NOTE: If at anytime you experience suicidal, homicidal, or otherwise destructive feelings towards yourself or others, then by all means see a medical doctor because your problem may require medical treatment. However, if you are like the vast majority of us, you can go a long way with some minor tweaking to old habits, attitudes, and behaviors.

2008-0729 Self Help Series # oo1 Copyright © 2008 by Tad L. Graham.

  1. I found your site on technorati and read a few of your other posts. Keep up the good work. I just added your RSS feed to my Google News Reader. Looking forward to reading more from you down the road!

  2. Words of wisdom. Thanks! One of my favorite authors of this genre is Martha Beck. I”ve read “Finding your Own North Star”, “The Joy Diet” and “Steering by Starlight”. All have helped me.

    I will take a look at these. Thanks, again.

  3. You need to read this through two or three times to be sure you absorb it. Articlulated very well. Figuring yourself out is much more productive, if harder, than figuring others out. Success, often, comes down to pacing yourself, and not wanting (or needing) it all at once! I am still in the process of succeeding..;-)

    Managing yourself rather than trying to change the world is certainly an important idea, but the message here is that we don’t have to be perfect to succeed. We just need the right attitude. Self Help books focus on chasing perfection, i.e., unattainable goals. All we really need to do is accept who we are and focus on the work. (But I am preaching to the choir … You sound like you have already mastered this part.)

  4. It’s said that life is like a box of chocolates, you never know what you’re going to get.
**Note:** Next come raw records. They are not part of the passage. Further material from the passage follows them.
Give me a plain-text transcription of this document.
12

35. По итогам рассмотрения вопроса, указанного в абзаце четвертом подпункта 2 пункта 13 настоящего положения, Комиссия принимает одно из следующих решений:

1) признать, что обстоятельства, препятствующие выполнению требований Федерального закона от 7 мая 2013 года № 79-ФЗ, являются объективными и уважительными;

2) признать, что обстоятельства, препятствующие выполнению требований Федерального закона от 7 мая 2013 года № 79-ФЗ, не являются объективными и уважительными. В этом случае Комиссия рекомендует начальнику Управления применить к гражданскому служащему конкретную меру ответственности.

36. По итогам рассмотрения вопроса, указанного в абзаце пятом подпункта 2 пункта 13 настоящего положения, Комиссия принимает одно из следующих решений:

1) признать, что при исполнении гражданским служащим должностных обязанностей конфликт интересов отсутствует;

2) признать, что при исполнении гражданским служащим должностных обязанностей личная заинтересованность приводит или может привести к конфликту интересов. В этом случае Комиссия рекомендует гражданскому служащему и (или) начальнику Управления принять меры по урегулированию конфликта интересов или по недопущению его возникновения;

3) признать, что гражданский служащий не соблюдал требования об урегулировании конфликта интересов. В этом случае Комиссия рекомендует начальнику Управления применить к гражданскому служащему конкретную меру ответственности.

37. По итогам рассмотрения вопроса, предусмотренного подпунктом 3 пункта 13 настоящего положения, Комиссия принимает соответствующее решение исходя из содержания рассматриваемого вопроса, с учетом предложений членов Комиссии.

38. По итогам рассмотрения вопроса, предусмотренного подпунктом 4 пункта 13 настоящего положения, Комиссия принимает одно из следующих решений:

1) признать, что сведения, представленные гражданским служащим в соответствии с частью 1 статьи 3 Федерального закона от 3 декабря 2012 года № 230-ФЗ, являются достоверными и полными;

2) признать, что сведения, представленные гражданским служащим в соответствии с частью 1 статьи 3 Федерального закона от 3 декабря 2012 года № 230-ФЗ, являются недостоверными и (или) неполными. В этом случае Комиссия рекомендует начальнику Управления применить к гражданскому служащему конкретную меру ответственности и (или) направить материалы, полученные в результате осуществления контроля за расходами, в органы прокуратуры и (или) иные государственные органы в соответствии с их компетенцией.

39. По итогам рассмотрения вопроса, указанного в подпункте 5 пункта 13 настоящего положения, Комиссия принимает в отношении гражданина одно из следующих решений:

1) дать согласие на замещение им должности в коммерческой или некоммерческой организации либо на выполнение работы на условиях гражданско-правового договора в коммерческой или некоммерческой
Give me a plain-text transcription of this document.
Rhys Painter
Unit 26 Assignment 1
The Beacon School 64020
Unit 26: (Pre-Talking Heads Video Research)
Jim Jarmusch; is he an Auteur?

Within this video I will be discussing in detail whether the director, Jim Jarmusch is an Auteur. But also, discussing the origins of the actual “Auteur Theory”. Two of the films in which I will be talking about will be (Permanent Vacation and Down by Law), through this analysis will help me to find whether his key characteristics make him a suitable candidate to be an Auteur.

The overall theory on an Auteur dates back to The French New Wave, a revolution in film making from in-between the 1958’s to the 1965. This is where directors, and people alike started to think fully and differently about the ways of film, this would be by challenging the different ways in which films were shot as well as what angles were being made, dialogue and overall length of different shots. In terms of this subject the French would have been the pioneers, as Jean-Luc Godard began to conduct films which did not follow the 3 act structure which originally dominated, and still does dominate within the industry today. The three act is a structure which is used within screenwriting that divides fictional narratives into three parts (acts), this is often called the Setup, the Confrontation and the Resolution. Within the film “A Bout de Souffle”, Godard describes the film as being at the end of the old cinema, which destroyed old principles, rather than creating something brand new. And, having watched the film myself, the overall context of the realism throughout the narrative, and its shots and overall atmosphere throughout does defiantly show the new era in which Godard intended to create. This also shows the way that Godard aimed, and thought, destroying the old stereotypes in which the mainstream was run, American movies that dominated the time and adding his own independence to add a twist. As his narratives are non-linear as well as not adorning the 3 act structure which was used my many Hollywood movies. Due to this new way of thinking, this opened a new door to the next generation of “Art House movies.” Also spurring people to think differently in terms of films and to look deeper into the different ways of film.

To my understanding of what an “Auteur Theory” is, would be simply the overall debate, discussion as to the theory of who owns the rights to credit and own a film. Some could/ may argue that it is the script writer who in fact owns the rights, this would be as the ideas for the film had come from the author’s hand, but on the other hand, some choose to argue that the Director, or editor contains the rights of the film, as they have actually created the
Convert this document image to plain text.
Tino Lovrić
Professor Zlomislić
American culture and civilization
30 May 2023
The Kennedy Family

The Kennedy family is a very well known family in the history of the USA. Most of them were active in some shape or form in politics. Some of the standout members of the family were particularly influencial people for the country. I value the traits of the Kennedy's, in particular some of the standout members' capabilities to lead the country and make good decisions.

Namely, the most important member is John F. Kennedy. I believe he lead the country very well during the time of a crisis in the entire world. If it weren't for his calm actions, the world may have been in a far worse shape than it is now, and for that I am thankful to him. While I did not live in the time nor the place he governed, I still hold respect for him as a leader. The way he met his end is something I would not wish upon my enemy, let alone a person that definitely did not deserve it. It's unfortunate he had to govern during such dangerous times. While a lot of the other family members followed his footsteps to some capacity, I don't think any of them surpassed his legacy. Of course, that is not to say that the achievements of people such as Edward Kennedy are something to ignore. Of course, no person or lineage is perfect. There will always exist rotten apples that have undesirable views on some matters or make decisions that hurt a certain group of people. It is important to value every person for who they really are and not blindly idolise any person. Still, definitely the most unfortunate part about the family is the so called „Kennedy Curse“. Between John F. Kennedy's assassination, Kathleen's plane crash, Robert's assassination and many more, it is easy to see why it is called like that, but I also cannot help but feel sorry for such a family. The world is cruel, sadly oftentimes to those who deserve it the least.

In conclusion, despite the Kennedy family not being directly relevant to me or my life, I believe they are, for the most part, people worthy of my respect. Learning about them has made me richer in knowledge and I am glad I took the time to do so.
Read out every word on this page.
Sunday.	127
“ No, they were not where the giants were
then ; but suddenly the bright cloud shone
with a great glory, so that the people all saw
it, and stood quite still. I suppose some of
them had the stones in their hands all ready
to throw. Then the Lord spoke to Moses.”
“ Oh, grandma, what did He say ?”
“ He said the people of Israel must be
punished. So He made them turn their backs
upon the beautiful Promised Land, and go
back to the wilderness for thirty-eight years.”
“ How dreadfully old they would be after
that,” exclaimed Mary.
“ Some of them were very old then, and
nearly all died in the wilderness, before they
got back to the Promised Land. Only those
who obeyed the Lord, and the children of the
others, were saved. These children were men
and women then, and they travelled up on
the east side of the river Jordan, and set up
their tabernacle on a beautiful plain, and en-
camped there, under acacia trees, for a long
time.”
BUT, you usually get to choose between nuts or chews.

  5. Have to agree TG. Another couple of things that helps to succeed. 1. Work hard, go the extra mile, do the dirty jobs. As long as you want to move farther up the ladder, take the opportunities, they will seldom be offered again.

  6. This is a great start! You know, some might consider The Bible the “ultimate self help book”, so maybe they do outsell all other categories.

    I like the new design as well…

    I like your observation about the Bible. Never thought about it like that before.